Genes that were found in human aortic endothelial cells but not in liver endothelial cells were queried by selecting for HAoEC—Heart—Normal and Specific; and HHSEC—Liver—Normal and Specific. This yielded 1946 genes specific in HAEC but not HLSEC; and 1451 genes specific in HLSEC but not HAEC, with no gene overlap. The lists can be found in Table S7 and Table S8, respectively. http://angiogenes.uni-frankfurt.de/24. Other studies of human endothelial cells included: Microarray study of cultured (mix of commercial and fresh isolate) human aortic, coronary artery, iliac arterial, pulmonary artery, iliac vein, and pulmonary vein ECs, human hepatic artery, hepatic vein ECs GSE43475 (GDS4777)45; and GSE114607 human fetal organs14. Differentially expressed genes comparing heart (coronary + aortic) versus not heart (pulmonary and hepatic artery) and liver (hepatic artery) versus not liver (coronary, aortic and pulmonary artery) were queried for the top 250 DEGs using Geo2R.

Analyses

Heat maps and hierarchical clustering were generated using Morpheus (https://software.broadinstitute.org/morpheus). Graphs were generated in Prism (GraphPad Software, San Diego, CA). Differences between groups were determined by one way ANOVA followed by t test (GraphPad).

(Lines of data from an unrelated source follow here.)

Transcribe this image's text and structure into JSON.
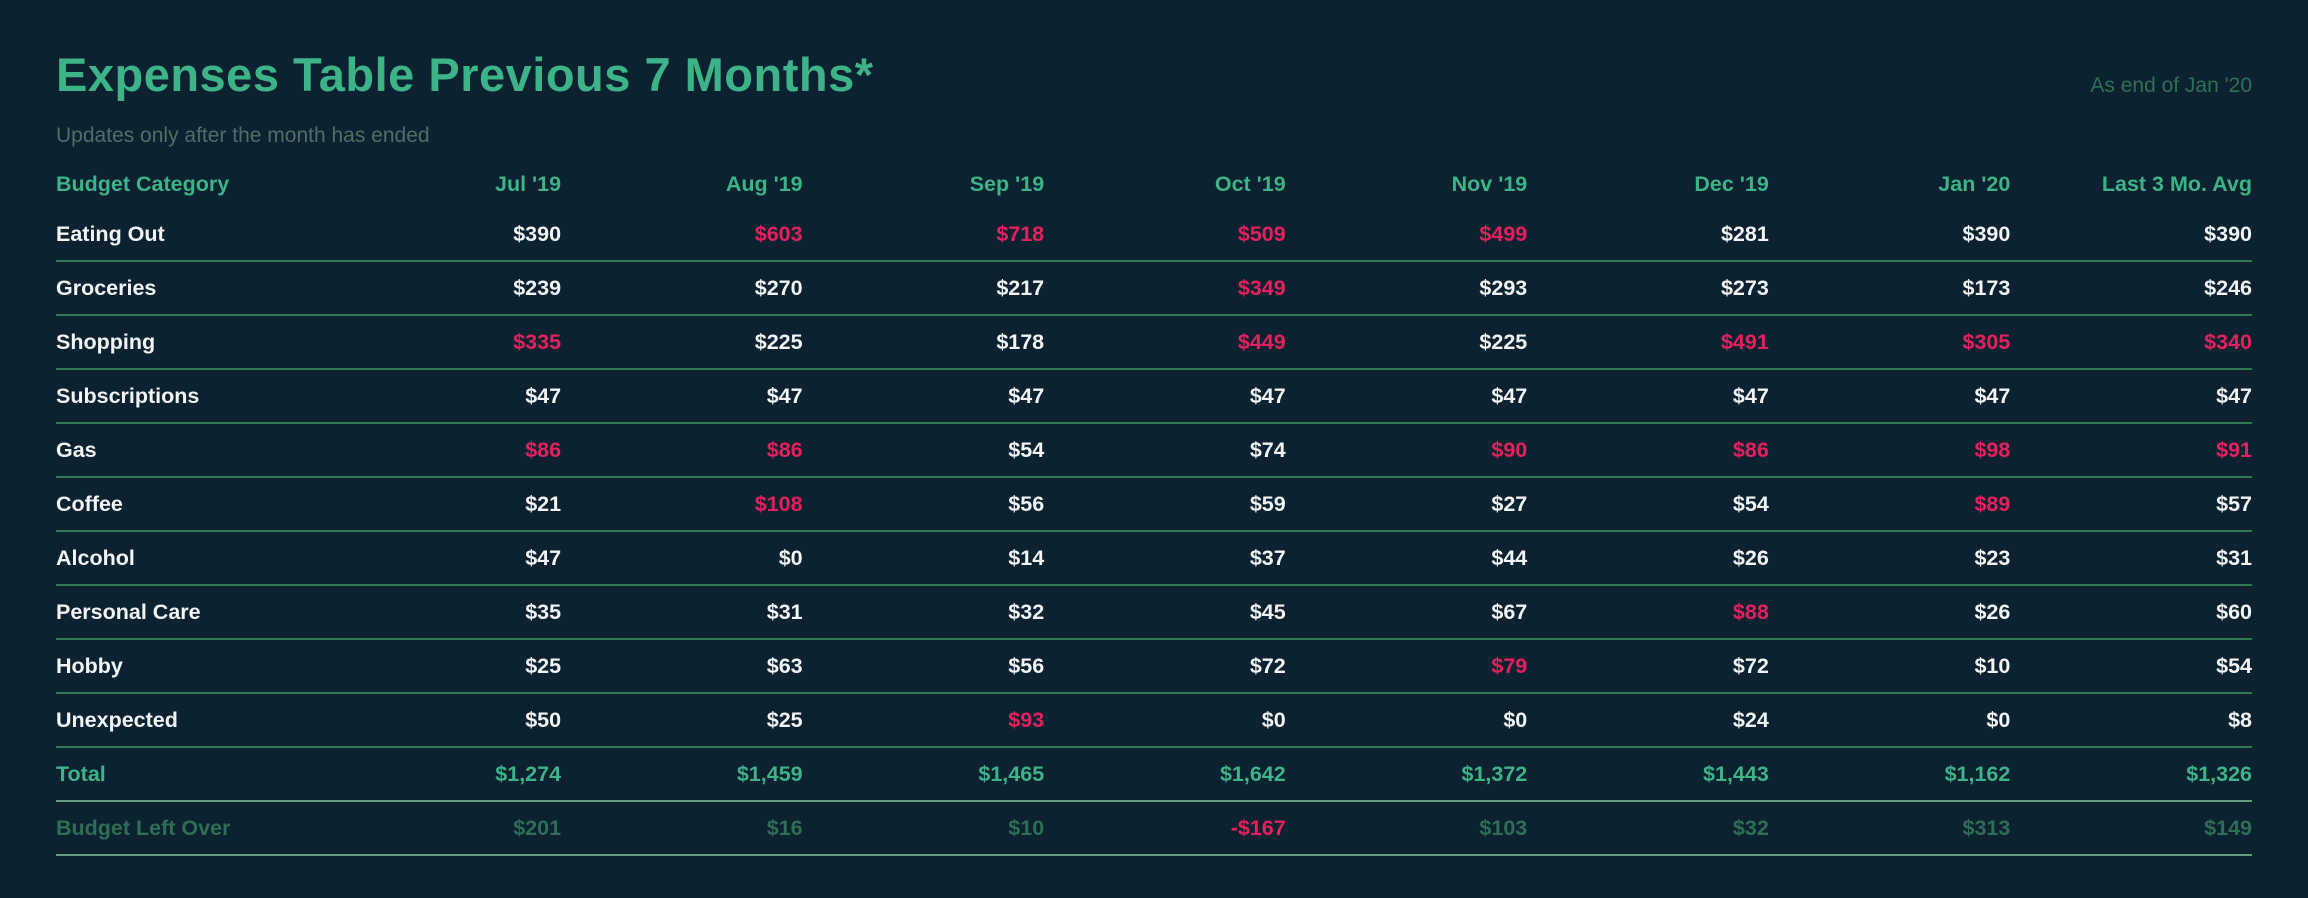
{
  "page": {
    "title": "Expenses Table Previous 7 Months*",
    "subtitle": "Updates only after the month has ended",
    "as_of": "As end of Jan '20"
  },
  "colors": {
    "background": "#0d2230",
    "accent_green": "#3cb487",
    "alert_red": "#e6205c",
    "text_white": "#f2f4f6",
    "muted_green_text": "#2d6f54",
    "row_divider": "#2f7a53",
    "strong_divider": "#619c7e"
  },
  "chart_data": {
    "type": "table",
    "title": "Expenses Table Previous 7 Months*",
    "subtitle": "Updates only after the month has ended",
    "note": "As end of Jan '20",
    "columns": [
      "Budget Category",
      "Jul '19",
      "Aug '19",
      "Sep '19",
      "Oct '19",
      "Nov '19",
      "Dec '19",
      "Jan '20",
      "Last 3 Mo. Avg"
    ],
    "rows": [
      {
        "label": "Eating Out",
        "style": "normal",
        "values": [
          "$390",
          "$603",
          "$718",
          "$509",
          "$499",
          "$281",
          "$390",
          "$390"
        ],
        "alerts": [
          false,
          true,
          true,
          true,
          true,
          false,
          false,
          false
        ]
      },
      {
        "label": "Groceries",
        "style": "normal",
        "values": [
          "$239",
          "$270",
          "$217",
          "$349",
          "$293",
          "$273",
          "$173",
          "$246"
        ],
        "alerts": [
          false,
          false,
          false,
          true,
          false,
          false,
          false,
          false
        ]
      },
      {
        "label": "Shopping",
        "style": "normal",
        "values": [
          "$335",
          "$225",
          "$178",
          "$449",
          "$225",
          "$491",
          "$305",
          "$340"
        ],
        "alerts": [
          true,
          false,
          false,
          true,
          false,
          true,
          true,
          true
        ]
      },
      {
        "label": "Subscriptions",
        "style": "normal",
        "values": [
          "$47",
          "$47",
          "$47",
          "$47",
          "$47",
          "$47",
          "$47",
          "$47"
        ],
        "alerts": [
          false,
          false,
          false,
          false,
          false,
          false,
          false,
          false
        ]
      },
      {
        "label": "Gas",
        "style": "normal",
        "values": [
          "$86",
          "$86",
          "$54",
          "$74",
          "$90",
          "$86",
          "$98",
          "$91"
        ],
        "alerts": [
          true,
          true,
          false,
          false,
          true,
          true,
          true,
          true
        ]
      },
      {
        "label": "Coffee",
        "style": "normal",
        "values": [
          "$21",
          "$108",
          "$56",
          "$59",
          "$27",
          "$54",
          "$89",
          "$57"
        ],
        "alerts": [
          false,
          true,
          false,
          false,
          false,
          false,
          true,
          false
        ]
      },
      {
        "label": "Alcohol",
        "style": "normal",
        "values": [
          "$47",
          "$0",
          "$14",
          "$37",
          "$44",
          "$26",
          "$23",
          "$31"
        ],
        "alerts": [
          false,
          false,
          false,
          false,
          false,
          false,
          false,
          false
        ]
      },
      {
        "label": "Personal Care",
        "style": "normal",
        "values": [
          "$35",
          "$31",
          "$32",
          "$45",
          "$67",
          "$88",
          "$26",
          "$60"
        ],
        "alerts": [
          false,
          false,
          false,
          false,
          false,
          true,
          false,
          false
        ]
      },
      {
        "label": "Hobby",
        "style": "normal",
        "values": [
          "$25",
          "$63",
          "$56",
          "$72",
          "$79",
          "$72",
          "$10",
          "$54"
        ],
        "alerts": [
          false,
          false,
          false,
          false,
          true,
          false,
          false,
          false
        ]
      },
      {
        "label": "Unexpected",
        "style": "normal",
        "values": [
          "$50",
          "$25",
          "$93",
          "$0",
          "$0",
          "$24",
          "$0",
          "$8"
        ],
        "alerts": [
          false,
          false,
          true,
          false,
          false,
          false,
          false,
          false
        ]
      },
      {
        "label": "Total",
        "style": "total",
        "values": [
          "$1,274",
          "$1,459",
          "$1,465",
          "$1,642",
          "$1,372",
          "$1,443",
          "$1,162",
          "$1,326"
        ],
        "alerts": [
          false,
          false,
          false,
          false,
          false,
          false,
          false,
          false
        ]
      },
      {
        "label": "Budget Left Over",
        "style": "leftover",
        "values": [
          "$201",
          "$16",
          "$10",
          "-$167",
          "$103",
          "$32",
          "$313",
          "$149"
        ],
        "alerts": [
          false,
          false,
          false,
          true,
          false,
          false,
          false,
          false
        ]
      }
    ]
  }
}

Cardiac allograft biopsy microarray data [GSE124897] were back transformed. Probes with standard deviation ≥ 0.5 or within the top 75 percentile mean were selected for further analyses, and the data was divided into training (75%) and test (25%) sets based on the distribution of rejection/normal and rejection type (Table 1). Next, a series of Wilcoxon testing was performed to find genes that are differentially expressed among rejection (y/n), next the p values were adjusted for false discovery rate (fdr), and the top 5000 probes with lowest q-value were selected for weighted gene co-expression network analyses (WGCNA) analyses. Backtransformed data were also analyzed for differences in individual gene expression by one way ANOVA followed by uncorrected Fisher’s LSD t test (GraphPad).